In her own estimation, Maggie Gyllenhaal tends to play women undergoing an awakening. And that's especially true of her character in The Kindergarten Teacher, which premiered last week at Sundance Film Festival. Gyllenhaal's Lisa is a frustrated educator with artistic aspirations, who becomes inspired and obsessed when one of her students reveals himself to be a prodigious poet. She's knocked out of the monotony of her life, certainly, but her desire to foster his talent leads to a spate of irrational decisions.
On how The Kindergarten Teacher was influenced by Donald Trump:
"It’s about a woman who is fundamentally awake and wants to be alive—she’s an artist and nobody cares about her work. She doesn’t have any kind of artistic connection or human connection, and she’s driven crazy by the insanity of the culture and the time she finds herself in. (She lives in the same time that we do.)
When I read—and was so moved by—the script, Trump had not yet been elected. I think Trump’s election was, for a lot of women, and a lot of people, kind of a wake up call. And yet the things that that we needed to wake up to were true even before Trump was elected. So I read the script, I responded to it, and when we made the movie last summer, the pain and shock of everything Trump was talking about—in particular in terms of women—was a part of my process. I’ve played a lot of women who you meet right as they can’t go on any longer in the way they were—they have to wake up, and the audience watches the different ways that they do so. That’s really interesting to me and true here for Lisa, except the ways she chooses are really off track."
On the #MeToo and #TimesUp movements:
"I think if there was more gender equality at the highest levels, things would be very different. I've been thinking a lot about this, and I feel like a five-minute interview or a red carpet is not really the place to talk about this incredibly complicated issue that’s very important to me. And I’ve had some really interesting conversations with friends of mine, with colleagues of mine. But honestly my visceral emotional politics about gender equality and where we are in the world right now are in my movie."

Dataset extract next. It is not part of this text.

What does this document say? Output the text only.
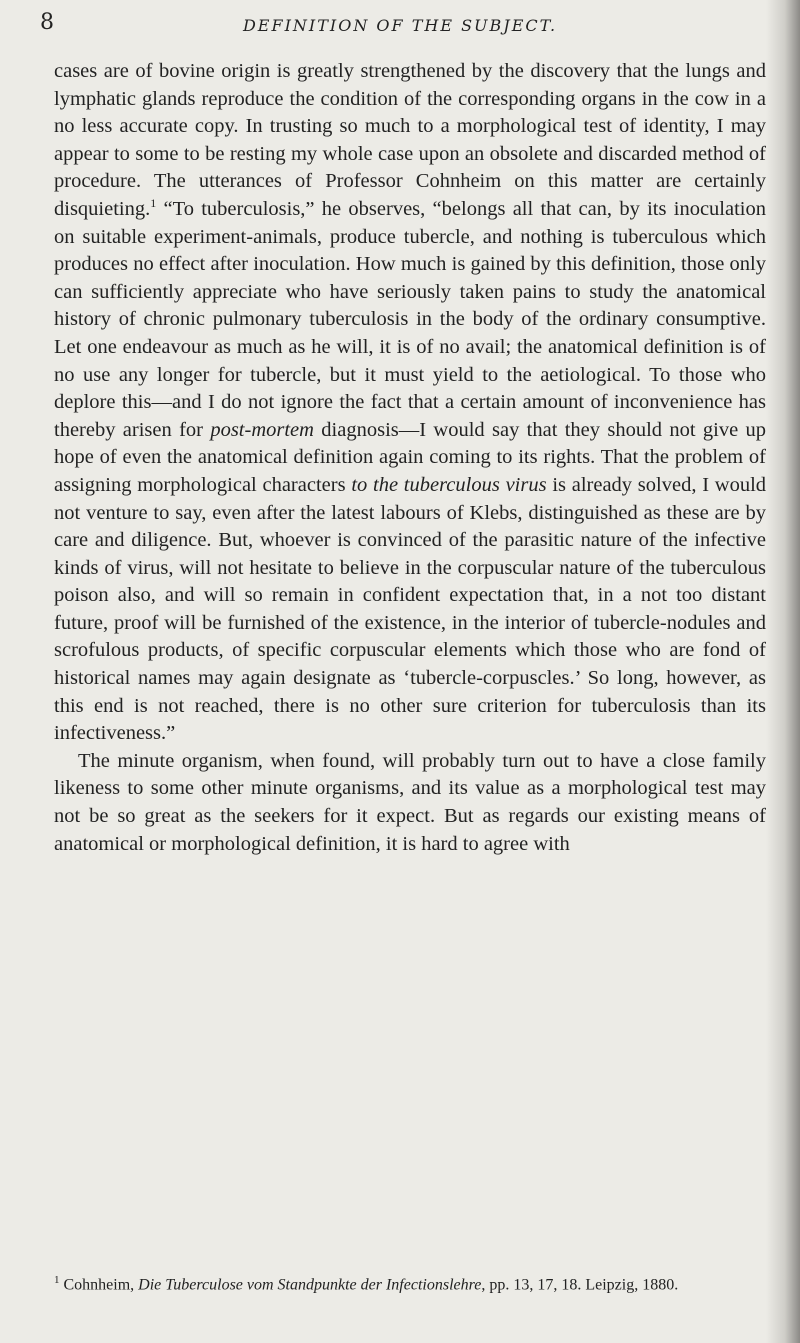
8	DEFINITION OF THE SUBJECT.

cases are of bovine origin is greatly strengthened by the discovery that the lungs and lymphatic glands reproduce the condition of the corresponding organs in the cow in a no less accurate copy. In trusting so much to a morphological test of identity, I may appear to some to be resting my whole case upon an obsolete and discarded method of procedure. The utterances of Professor Cohnheim on this matter are certainly disquieting.$^1$ “To tuberculosis,” he observes, “belongs all that can, by its inoculation on suitable experiment-animals, produce tubercle, and nothing is tuberculous which produces no effect after inoculation. How much is gained by this definition, those only can sufficiently appreciate who have seriously taken pains to study the anatomical history of chronic pulmonary tuberculosis in the body of the ordinary consumptive. Let one endeavour as much as he will, it is of no avail; the anatomical definition is of no use any longer for tubercle, but it must yield to the aetiological. To those who deplore this—and I do not ignore the fact that a certain amount of inconvenience has thereby arisen for post-mortem diagnosis—I would say that they should not give up hope of even the anatomical definition again coming to its rights. That the problem of assigning morphological characters to the tuberculous virus is already solved, I would not venture to say, even after the latest labours of Klebs, distinguished as these are by care and diligence. But, whoever is convinced of the parasitic nature of the infective kinds of virus, will not hesitate to believe in the corpuscular nature of the tuberculous poison also, and will so remain in confident expectation that, in a not too distant future, proof will be furnished of the existence, in the interior of tubercle-nodules and scrofulous products, of specific corpuscular elements which those who are fond of historical names may again designate as ‘tubercle-corpuscles.’ So long, however, as this end is not reached, there is no other sure criterion for tuberculosis than its infectiveness.”

The minute organism, when found, will probably turn out to have a close family likeness to some other minute organisms, and its value as a morphological test may not be so great as the seekers for it expect. But as regards our existing means of anatomical or morphological definition, it is hard to agree with

$^1$ Cohnheim, Die Tuberculose vom Standpunkte der Infectionslehre, pp. 13, 17, 18. Leipzig, 1880.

On the #TimesUp protest on the Golden Globes red carpet:
"I was a part of organizing it. One of the things I thought was amazing about it was that all of these actresses—some of whom are much younger, some of whom are much older, many of whom are my contemporaries, who most of the time are in competition with each other—joined together, all of us in one room, many people saying very smart, interesting things. We raised money for a legal defense fund to pay for women in all sorts of industries who need legal protection. So, that’s amazing, right? And I have said, and I have tweeted, 'I am a feminist for due process.' I hope that this energy, and this anger, and this pain, and this hopefulness can turn into something that is codified.
But at the Golden Globes I found it difficult to discuss this because my feelings about it are very, very complicated, and the conversations that have been most exciting to me are ones that have gone on for 45 minutes. I found it difficult on a red carpet to respond to questions about how I was feeling in a way that felt honest to me. But like I said, it’s in my movie. It’s also in The Deuce. The Deuce is about misogyny, and it's about how we use sex as currency."
On how to bring more female voices to the screen:
"To be honest, I don’t have a lot of control over what happens on the big budget studio level. I wish I had more, but I think all of us actresses together do have some power in terms of little movies like this one. What's so interesting about this movie is it’s almost entirely made by women—but that wasn’t an exercise or something. It was that Sara Colangelo wrote a script which was incredibly compelling to women. And so we just kind of were drawn to it like a magnet.
I don’t think you can say: 'I’m going to only make movies written and directed by women,' because some movies won’t be good, then. It’s only going to work if the movies are really good. You have to go with your gut and your taste, and choose projects that are compelling. I think we've gotten used to, as women, seeing that in any given film or television project, only 30 percent of it is relatable to us, or is a genuine expression of our experience. And we’re like, 'Cool, 30 percent is great,' and we fit ourselves into that 30 percent. When I'm presented with something that one-hundred percent feels like it's asking to be expressed in a feminine way, in a way that feels real to me, it's so compelling."